The snapshot restore
command replaces the system and user data with the snapshot content which means that excluded files and directories are lost with a snapshot restore
.
snapshots.yaml syntax
The snapshots.yaml configuration file is written in YAML. It starts with the exclude:
keyword, followed by a list of shell-style wildcard (globbing) patterns to indicate which files or directories to exclude.
The following example excludes potentially cached files in .cache
, files beginning with excl-
, temporary files stored in /tmp
and files manually stored in a large-files
directory:
exclude:
- $SNAP_COMMON/.cache
- $SNAP_DATA/excl-*
- $SNAP_USER_COMMON/tmp
- $SNAP_USER_DATA/large-files/*-not-used.*
The above example snapshots.yaml is taken directly from snapshot data exclusion demo.
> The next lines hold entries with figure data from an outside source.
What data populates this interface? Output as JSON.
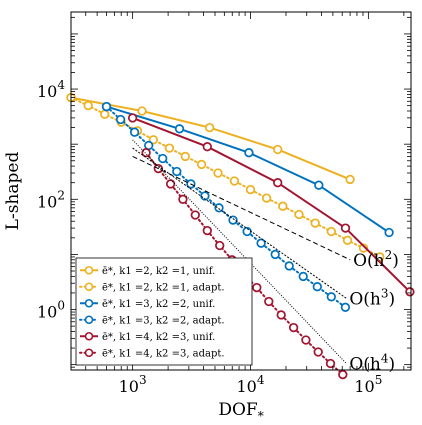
{
  "chart_data": {
    "type": "line",
    "xlabel": "DOF",
    "xlabel_sub": "*",
    "ylabel": "L-shaped",
    "x_scale": "log",
    "y_scale": "log",
    "xlim": [
      300,
      230000
    ],
    "ylim": [
      0.08,
      250000
    ],
    "x_ticks": [
      {
        "value": 1000,
        "base": "10",
        "exp": "3"
      },
      {
        "value": 10000,
        "base": "10",
        "exp": "4"
      },
      {
        "value": 100000,
        "base": "10",
        "exp": "5"
      }
    ],
    "y_ticks": [
      {
        "value": 1,
        "base": "10",
        "exp": "0"
      },
      {
        "value": 100,
        "base": "10",
        "exp": "2"
      },
      {
        "value": 10000,
        "base": "10",
        "exp": "4"
      }
    ],
    "grid": false,
    "legend_position": "bottom-left",
    "series": [
      {
        "name": "ē*, k1 =2, k2 =1, unif.",
        "color": "#EDB120",
        "linestyle": "solid",
        "x": [
          300,
          1200,
          4500,
          17000,
          70000
        ],
        "y": [
          7000,
          4000,
          2000,
          800,
          230
        ]
      },
      {
        "name": "ē*, k1 =2, k2 =1, adapt.",
        "color": "#EDB120",
        "linestyle": "dotted",
        "x": [
          300,
          420,
          580,
          800,
          1100,
          1500,
          2050,
          2800,
          3850,
          5300,
          7300,
          10000,
          13700,
          18800,
          25800,
          35400,
          48500,
          66500,
          91000,
          125000
        ],
        "y": [
          7000,
          5000,
          3500,
          2500,
          1750,
          1200,
          850,
          600,
          430,
          300,
          215,
          150,
          105,
          75,
          53,
          37,
          26,
          18,
          13,
          9
        ]
      },
      {
        "name": "ē*, k1 =3, k2 =2, unif.",
        "color": "#0072BD",
        "linestyle": "solid",
        "x": [
          600,
          2500,
          9700,
          38000,
          150000
        ],
        "y": [
          4800,
          1900,
          700,
          180,
          25
        ]
      },
      {
        "name": "ē*, k1 =3, k2 =2, adapt.",
        "color": "#0072BD",
        "linestyle": "dotted",
        "x": [
          600,
          790,
          1040,
          1370,
          1800,
          2370,
          3120,
          4100,
          5400,
          7100,
          9350,
          12300,
          16200,
          21300,
          28000,
          36900,
          48500,
          63800
        ],
        "y": [
          4800,
          2800,
          1650,
          950,
          550,
          320,
          190,
          115,
          70,
          42,
          26,
          16,
          10,
          6.2,
          4,
          2.6,
          1.7,
          1.1
        ]
      },
      {
        "name": "ē*, k1 =4, k2 =3, unif.",
        "color": "#A2142F",
        "linestyle": "solid",
        "x": [
          1000,
          4300,
          17000,
          64000,
          225000
        ],
        "y": [
          3000,
          900,
          200,
          30,
          2.1
        ]
      },
      {
        "name": "ē*, k1 =4, k2 =3, adapt.",
        "color": "#A2142F",
        "linestyle": "dotted",
        "x": [
          1300,
          1650,
          2100,
          2670,
          3400,
          4300,
          5480,
          6970,
          8870,
          11300,
          14300,
          18200,
          23200,
          29500,
          37500,
          47700,
          60700
        ],
        "y": [
          700,
          360,
          190,
          100,
          52,
          27,
          14.5,
          8,
          4.4,
          2.5,
          1.4,
          0.8,
          0.47,
          0.28,
          0.17,
          0.105,
          0.066
        ]
      }
    ],
    "reference_lines": [
      {
        "label": "O(h",
        "exp": "2",
        "x": [
          1000,
          70000
        ],
        "y": [
          600,
          8
        ]
      },
      {
        "label": "O(h",
        "exp": "3",
        "x": [
          1000,
          65000
        ],
        "y": [
          850,
          1.6
        ]
      },
      {
        "label": "O(h",
        "exp": "4",
        "x": [
          1000,
          65000
        ],
        "y": [
          1200,
          0.105
        ]
      }
    ]
  }
}
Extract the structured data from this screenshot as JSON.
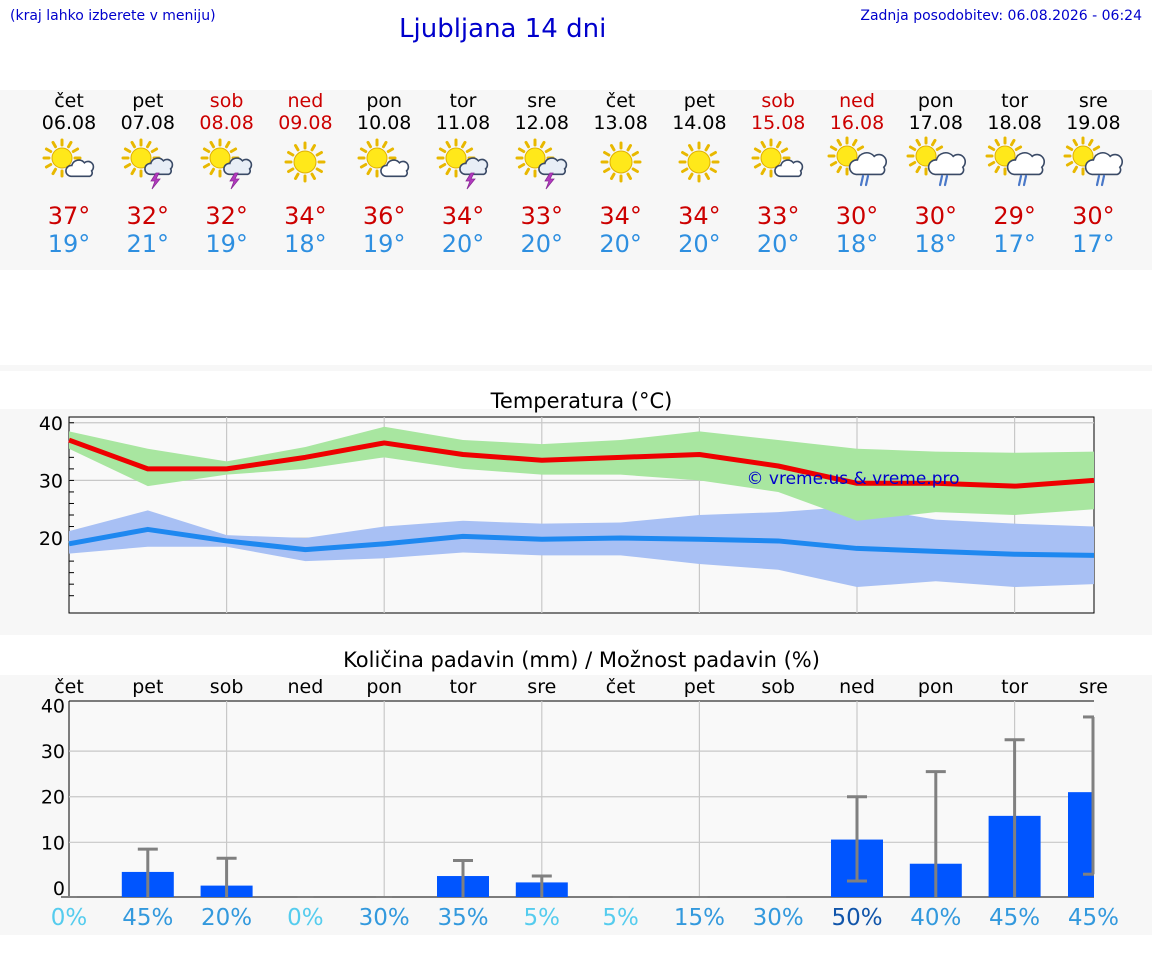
{
  "header": {
    "hint": "(kraj lahko izberete v meniju)",
    "title": "Ljubljana 14 dni",
    "updated": "Zadnja posodobitev: 06.08.2026 - 06:24"
  },
  "days": [
    {
      "name": "čet",
      "date": "06.08",
      "weekend": false,
      "icon": "sun-cloud-icon",
      "max": "37°",
      "min": "19°"
    },
    {
      "name": "pet",
      "date": "07.08",
      "weekend": false,
      "icon": "sun-thunder-icon",
      "max": "32°",
      "min": "21°"
    },
    {
      "name": "sob",
      "date": "08.08",
      "weekend": true,
      "icon": "sun-thunder-icon",
      "max": "32°",
      "min": "19°"
    },
    {
      "name": "ned",
      "date": "09.08",
      "weekend": true,
      "icon": "sun-icon",
      "max": "34°",
      "min": "18°"
    },
    {
      "name": "pon",
      "date": "10.08",
      "weekend": false,
      "icon": "sun-cloud-icon",
      "max": "36°",
      "min": "19°"
    },
    {
      "name": "tor",
      "date": "11.08",
      "weekend": false,
      "icon": "sun-thunder-icon",
      "max": "34°",
      "min": "20°"
    },
    {
      "name": "sre",
      "date": "12.08",
      "weekend": false,
      "icon": "sun-thunder-icon",
      "max": "33°",
      "min": "20°"
    },
    {
      "name": "čet",
      "date": "13.08",
      "weekend": false,
      "icon": "sun-icon",
      "max": "34°",
      "min": "20°"
    },
    {
      "name": "pet",
      "date": "14.08",
      "weekend": false,
      "icon": "sun-icon",
      "max": "34°",
      "min": "20°"
    },
    {
      "name": "sob",
      "date": "15.08",
      "weekend": true,
      "icon": "sun-cloud-icon",
      "max": "33°",
      "min": "20°"
    },
    {
      "name": "ned",
      "date": "16.08",
      "weekend": true,
      "icon": "sun-rain-icon",
      "max": "30°",
      "min": "18°"
    },
    {
      "name": "pon",
      "date": "17.08",
      "weekend": false,
      "icon": "sun-rain-icon",
      "max": "30°",
      "min": "18°"
    },
    {
      "name": "tor",
      "date": "18.08",
      "weekend": false,
      "icon": "sun-rain-icon",
      "max": "29°",
      "min": "17°"
    },
    {
      "name": "sre",
      "date": "19.08",
      "weekend": false,
      "icon": "sun-rain-icon",
      "max": "30°",
      "min": "17°"
    }
  ],
  "colors": {
    "max": "#ee0000",
    "min": "#1e88f0",
    "max_band": "#a8e6a0",
    "min_band": "#a8c0f4",
    "bar": "#0055ff",
    "whisker": "#808080",
    "watermark": "#0000cc"
  },
  "chart_data": [
    {
      "type": "line",
      "title": "Temperatura (°C)",
      "x": [
        0,
        1,
        2,
        3,
        4,
        5,
        6,
        7,
        8,
        9,
        10,
        11,
        12,
        13
      ],
      "ylim": [
        7,
        41
      ],
      "yticks": [
        20,
        30,
        40
      ],
      "grid": true,
      "watermark": "© vreme.us & vreme.pro",
      "series": [
        {
          "role": "max",
          "values": [
            37,
            32,
            32,
            34,
            36.5,
            34.5,
            33.5,
            34,
            34.5,
            32.5,
            29.5,
            29.5,
            29,
            30
          ]
        },
        {
          "role": "max_low",
          "values": [
            35.5,
            29,
            31,
            32,
            34,
            32,
            31,
            31,
            30,
            28,
            23,
            24.5,
            24,
            25
          ]
        },
        {
          "role": "max_high",
          "values": [
            38.5,
            35.5,
            33.3,
            35.8,
            39.3,
            37,
            36.3,
            37,
            38.5,
            37,
            35.5,
            35,
            34.8,
            35
          ]
        },
        {
          "role": "min",
          "values": [
            19,
            21.5,
            19.5,
            18,
            19,
            20.3,
            19.8,
            20,
            19.8,
            19.5,
            18.2,
            17.7,
            17.2,
            17
          ]
        },
        {
          "role": "min_low",
          "values": [
            17.3,
            18.5,
            18.5,
            16,
            16.5,
            17.5,
            17,
            17,
            15.5,
            14.5,
            11.5,
            12.5,
            11.5,
            12
          ]
        },
        {
          "role": "min_high",
          "values": [
            21.2,
            24.8,
            20.5,
            20,
            22,
            23,
            22.5,
            22.7,
            24,
            24.5,
            25.5,
            23.2,
            22.5,
            22
          ]
        }
      ]
    },
    {
      "type": "bar",
      "title": "Količina padavin (mm) / Možnost padavin (%)",
      "categories": [
        "čet",
        "pet",
        "sob",
        "ned",
        "pon",
        "tor",
        "sre",
        "čet",
        "pet",
        "sob",
        "ned",
        "pon",
        "tor",
        "sre"
      ],
      "ylim": [
        -2,
        41
      ],
      "yticks": [
        0,
        10,
        20,
        30,
        40
      ],
      "grid": true,
      "values": [
        0,
        3.5,
        0.5,
        0,
        0,
        2.6,
        1.2,
        0,
        0,
        0,
        10.6,
        5.3,
        15.8,
        21
      ],
      "range_low": [
        0,
        0,
        0,
        0,
        0,
        0,
        0,
        0,
        0,
        0,
        1.5,
        0,
        0,
        3
      ],
      "range_high": [
        0,
        8.5,
        6.5,
        0,
        0,
        6,
        2.6,
        0,
        0,
        0,
        20,
        25.5,
        32.5,
        37.5
      ],
      "probability": [
        "0%",
        "45%",
        "20%",
        "0%",
        "30%",
        "35%",
        "5%",
        "5%",
        "15%",
        "30%",
        "50%",
        "40%",
        "45%",
        "45%"
      ],
      "probability_colors": [
        "#55ccee",
        "#3399dd",
        "#3399dd",
        "#55ccee",
        "#3399dd",
        "#3399dd",
        "#55ccee",
        "#55ccee",
        "#3399dd",
        "#3399dd",
        "#1155aa",
        "#3399dd",
        "#3399dd",
        "#3399dd"
      ]
    }
  ]
}
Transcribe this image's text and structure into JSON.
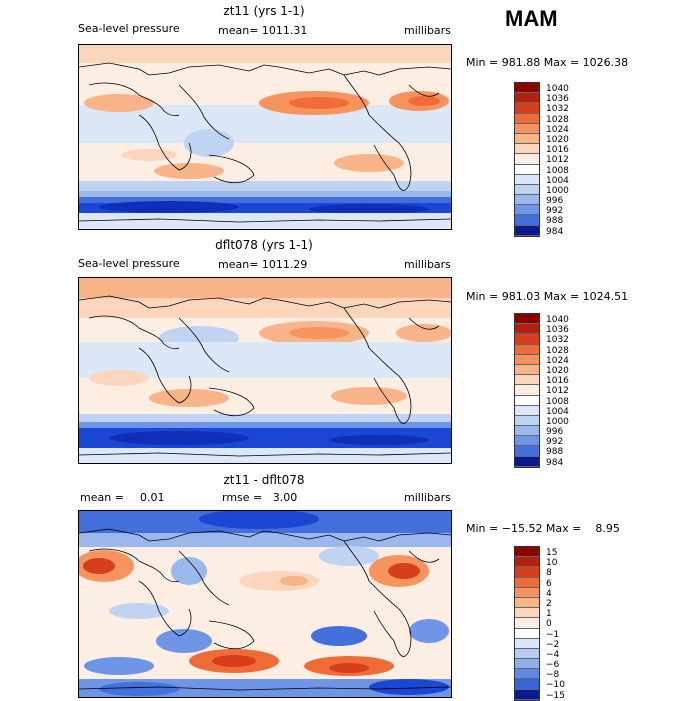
{
  "season": "MAM",
  "colors": {
    "abs_scale": [
      "#8b0000",
      "#b3200f",
      "#d63e1c",
      "#ef6b38",
      "#f7935e",
      "#f9b489",
      "#fbd6bd",
      "#fdeee3",
      "#ffffff",
      "#dce8f7",
      "#c0d3f2",
      "#9ab8ec",
      "#6f95e6",
      "#4470dd",
      "#1a47d3",
      "#0f2fb8",
      "#091a8e"
    ],
    "diff_scale": [
      "#8b0000",
      "#b3200f",
      "#d63e1c",
      "#ef6b38",
      "#f7935e",
      "#f9b489",
      "#fbd6bd",
      "#fdeee3",
      "#ffffff",
      "#dce8f7",
      "#b7cdf0",
      "#8eaee9",
      "#5f89e2",
      "#3864da",
      "#1a47d3",
      "#0f2fb8",
      "#091a8e"
    ]
  },
  "panels": [
    {
      "title": "zt11 (yrs 1-1)",
      "variable": "Sea-level pressure",
      "mean": "mean= 1011.31",
      "units": "millibars",
      "minmax": "Min = 981.88 Max = 1026.38",
      "colorbar_labels": [
        "1040",
        "1036",
        "1032",
        "1028",
        "1024",
        "1020",
        "1016",
        "1012",
        "1008",
        "1004",
        "1000",
        "996",
        "992",
        "988",
        "984"
      ]
    },
    {
      "title": "dflt078 (yrs 1-1)",
      "variable": "Sea-level pressure",
      "mean": "mean= 1011.29",
      "units": "millibars",
      "minmax": "Min = 981.03 Max = 1024.51",
      "colorbar_labels": [
        "1040",
        "1036",
        "1032",
        "1028",
        "1024",
        "1020",
        "1016",
        "1012",
        "1008",
        "1004",
        "1000",
        "996",
        "992",
        "988",
        "984"
      ]
    },
    {
      "title": "zt11 - dflt078",
      "mean_label": "mean =",
      "mean_value": "0.01",
      "rmse": "rmse =   3.00",
      "units": "millibars",
      "minmax": "Min = −15.52 Max =    8.95",
      "colorbar_labels": [
        "15",
        "10",
        "8",
        "6",
        "4",
        "2",
        "1",
        "0",
        "−1",
        "−2",
        "−4",
        "−6",
        "−8",
        "−10",
        "−15"
      ]
    }
  ]
}
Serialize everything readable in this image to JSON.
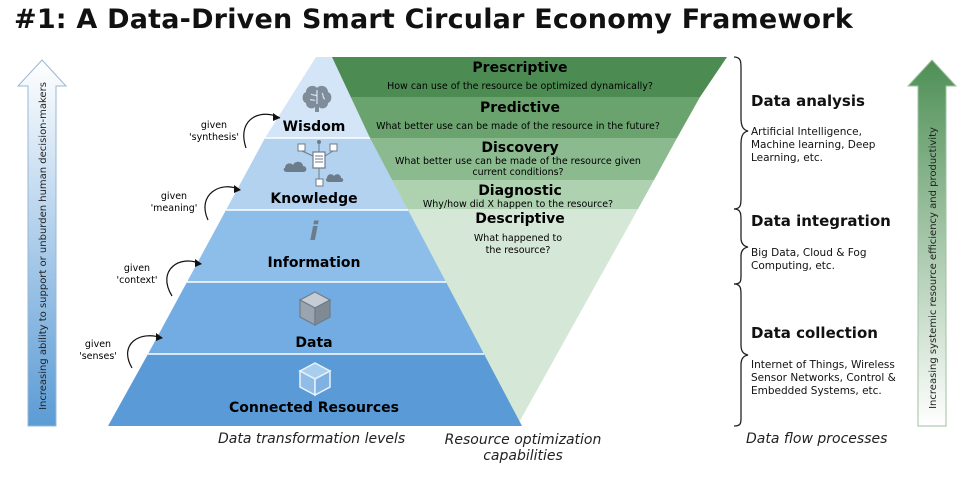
{
  "title": "#1: A Data-Driven Smart Circular Economy Framework",
  "left_arrow_label": "Increasing ability to support or unburden human decision-makers",
  "right_arrow_label": "Increasing systemic resource efficiency and productivity",
  "pyramid_levels": [
    {
      "label": "Wisdom",
      "icon": "brain-icon"
    },
    {
      "label": "Knowledge",
      "icon": "network-cloud-icon"
    },
    {
      "label": "Information",
      "icon": "info-icon"
    },
    {
      "label": "Data",
      "icon": "cube-icon"
    },
    {
      "label": "Connected Resources",
      "icon": "cube-outline-icon"
    }
  ],
  "givens": [
    {
      "line1": "given",
      "line2": "'synthesis'"
    },
    {
      "line1": "given",
      "line2": "'meaning'"
    },
    {
      "line1": "given",
      "line2": "'context'"
    },
    {
      "line1": "given",
      "line2": "'senses'"
    }
  ],
  "capabilities": [
    {
      "title": "Prescriptive",
      "desc1": "How can use of the resource be optimized dynamically?",
      "desc2": "",
      "color": "#4c8c52"
    },
    {
      "title": "Predictive",
      "desc1": "What better use can be made of the resource in the future?",
      "desc2": "",
      "color": "#6aa36e"
    },
    {
      "title": "Discovery",
      "desc1": "What better use can be made of the resource given",
      "desc2": "current conditions?",
      "color": "#8cba8f"
    },
    {
      "title": "Diagnostic",
      "desc1": "Why/how did X happen to the resource?",
      "desc2": "",
      "color": "#aed1b0"
    },
    {
      "title": "Descriptive",
      "desc1": "What happened to",
      "desc2": "the resource?",
      "color": "#d5e7d6"
    }
  ],
  "processes": [
    {
      "title": "Data analysis",
      "text": "Artificial Intelligence,\nMachine learning, Deep\nLearning, etc."
    },
    {
      "title": "Data integration",
      "text": "Big Data, Cloud & Fog\nComputing, etc."
    },
    {
      "title": "Data collection",
      "text": "Internet of Things, Wireless\nSensor Networks, Control &\nEmbedded Systems, etc."
    }
  ],
  "captions": {
    "levels": "Data transformation levels",
    "capabilities_1": "Resource optimization",
    "capabilities_2": "capabilities",
    "flows": "Data flow processes"
  },
  "colors": {
    "blue_dark": "#5a9ad6",
    "blue_mid": "#7db2e3",
    "blue_light": "#a9cdee",
    "blue_pale": "#cfe2f6",
    "green_dark": "#4c8c52"
  }
}
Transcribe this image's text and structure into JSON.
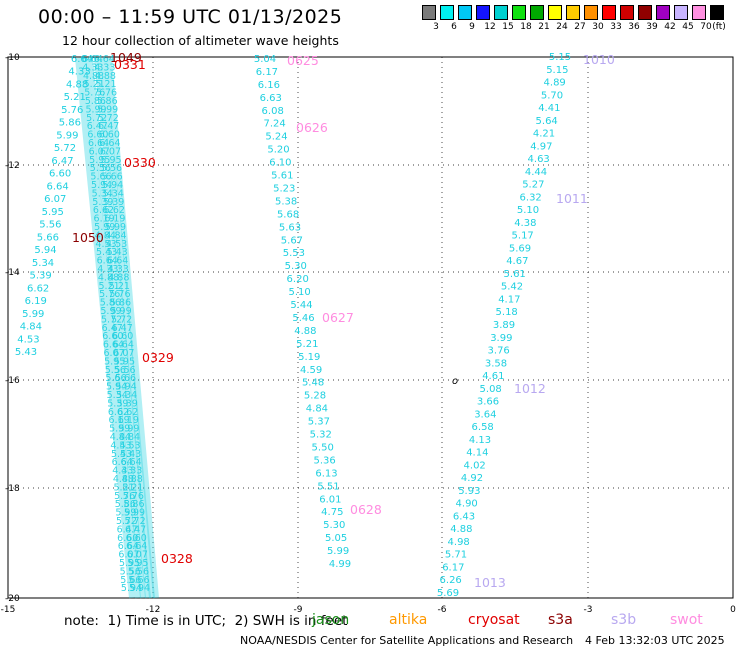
{
  "title": "00:00 – 11:59 UTC 01/13/2025",
  "subtitle": "12 hour collection of altimeter wave heights",
  "colorbar": {
    "unit": "(ft)",
    "colors": [
      "#7a7a7a",
      "#00f0f0",
      "#00c8f5",
      "#1414ff",
      "#00d0d0",
      "#10e010",
      "#00a800",
      "#ffff00",
      "#ffcc00",
      "#ff9000",
      "#ff0000",
      "#d00000",
      "#900000",
      "#a000c0",
      "#c8b4ff",
      "#ff90e0",
      "#000000"
    ],
    "labels": [
      "3",
      "6",
      "9",
      "12",
      "15",
      "18",
      "21",
      "24",
      "27",
      "30",
      "33",
      "36",
      "39",
      "42",
      "45",
      "70"
    ]
  },
  "axes": {
    "x_ticks": [
      "-15",
      "-12",
      "-9",
      "-6",
      "-3",
      "0"
    ],
    "y_ticks": [
      "-10",
      "-12",
      "-14",
      "-16",
      "-18",
      "-20"
    ]
  },
  "tracks": [
    {
      "color": "#1fd0e0",
      "values": [
        "6.64",
        "4.33",
        "4.88",
        "5.21",
        "5.76",
        "5.86",
        "5.99",
        "5.72",
        "6.47",
        "6.60",
        "6.64",
        "6.07",
        "5.95",
        "5.56",
        "5.66",
        "5.94",
        "5.34",
        "5.39",
        "6.62",
        "6.19",
        "5.99",
        "4.84",
        "4.53",
        "5.43"
      ]
    },
    {
      "color": "#1fd0e0",
      "values": [
        "5.04",
        "6.17",
        "6.16",
        "6.63",
        "6.08",
        "7.24",
        "5.24",
        "5.20",
        "6.10",
        "5.61",
        "5.23",
        "5.38",
        "5.68",
        "5.63",
        "5.67",
        "5.53",
        "5.30",
        "6.20",
        "5.10",
        "5.44",
        "5.46",
        "4.88",
        "5.21",
        "5.19",
        "4.59",
        "5.48",
        "5.28",
        "4.84",
        "5.37",
        "5.32",
        "5.50",
        "5.36",
        "6.13",
        "5.51",
        "6.01",
        "4.75",
        "5.30",
        "5.05",
        "5.99",
        "4.99"
      ]
    },
    {
      "color": "#1fd0e0",
      "values": [
        "5.15",
        "5.15",
        "4.89",
        "5.70",
        "4.41",
        "5.64",
        "4.21",
        "4.97",
        "4.63",
        "4.44",
        "5.27",
        "6.32",
        "5.10",
        "4.38",
        "5.17",
        "5.69",
        "4.67",
        "5.61",
        "5.42",
        "4.17",
        "5.18",
        "3.89",
        "3.99",
        "3.76",
        "3.58",
        "4.61",
        "5.08",
        "3.66",
        "3.64",
        "6.58",
        "4.13",
        "4.14",
        "4.02",
        "4.92",
        "5.93",
        "4.90",
        "6.43",
        "4.88",
        "4.98",
        "5.71",
        "6.17",
        "6.26",
        "5.69"
      ]
    }
  ],
  "pass_labels": [
    {
      "text": "1049",
      "sat": "s3a"
    },
    {
      "text": "0331",
      "sat": "cryosat"
    },
    {
      "text": "0330",
      "sat": "cryosat"
    },
    {
      "text": "1050",
      "sat": "s3a"
    },
    {
      "text": "0329",
      "sat": "cryosat"
    },
    {
      "text": "0328",
      "sat": "cryosat"
    },
    {
      "text": "0625",
      "sat": "swot"
    },
    {
      "text": "0626",
      "sat": "swot"
    },
    {
      "text": "0627",
      "sat": "swot"
    },
    {
      "text": "0628",
      "sat": "swot"
    },
    {
      "text": "1010",
      "sat": "s3b"
    },
    {
      "text": "1011",
      "sat": "s3b"
    },
    {
      "text": "1012",
      "sat": "s3b"
    },
    {
      "text": "1013",
      "sat": "s3b"
    }
  ],
  "satellite_colors": {
    "jason": "#1a8f1a",
    "altika": "#ff9900",
    "cryosat": "#e00000",
    "s3a": "#8b0000",
    "s3b": "#b8a8f0",
    "swot": "#ff8ce0"
  },
  "footer": {
    "note": "note:  1) Time is in UTC;  2) SWH is in feet",
    "legend": [
      {
        "label": "jason",
        "color": "#1a8f1a"
      },
      {
        "label": "altika",
        "color": "#ff9900"
      },
      {
        "label": "cryosat",
        "color": "#e00000"
      },
      {
        "label": "s3a",
        "color": "#8b0000"
      },
      {
        "label": "s3b",
        "color": "#b8a8f0"
      },
      {
        "label": "swot",
        "color": "#ff8ce0"
      }
    ],
    "credit": "NOAA/NESDIS Center for Satellite Applications and Research",
    "timestamp": "4 Feb 13:32:03 UTC 2025"
  },
  "marker_symbol": "o"
}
Wildcard patterns must start with a system or user data environment variable (see Data locations). Only the asterisk wildcard *
is supported.
Integrating snapshots.yaml in a snap
The snapshots.yaml file needs to be located within a snap’s meta
directory.
This can be accomplished when building a snap with Snapcraft by creating a part that uses the dump plugin to copy the snapshots.yaml from a local config
directory, for example, into the snap:
parts:
data-creation:
# …
snapshot-exclusions:
source: config/
plugin: dump
organize:
snapshots.yaml: meta/
The organize
keyword is used to position the file under meta/
within the snap. Alternatively, the build step override method can be used to move the file at build time:
parts:
data-creation:
# …
snapshot-exclusions:
plugin: nil
source: config/
override-build: |
snapcraftctl build
mkdir -p $SNAPCRAFT_PART_INSTALL/meta
mv $SNAPCRAFT_PART_SRC/snapshots.yaml $SNAPCRAFT_PART_INSTALL/meta/
See the snapshot-exclude-demo for a fully functional test snap using snapshot exclusions.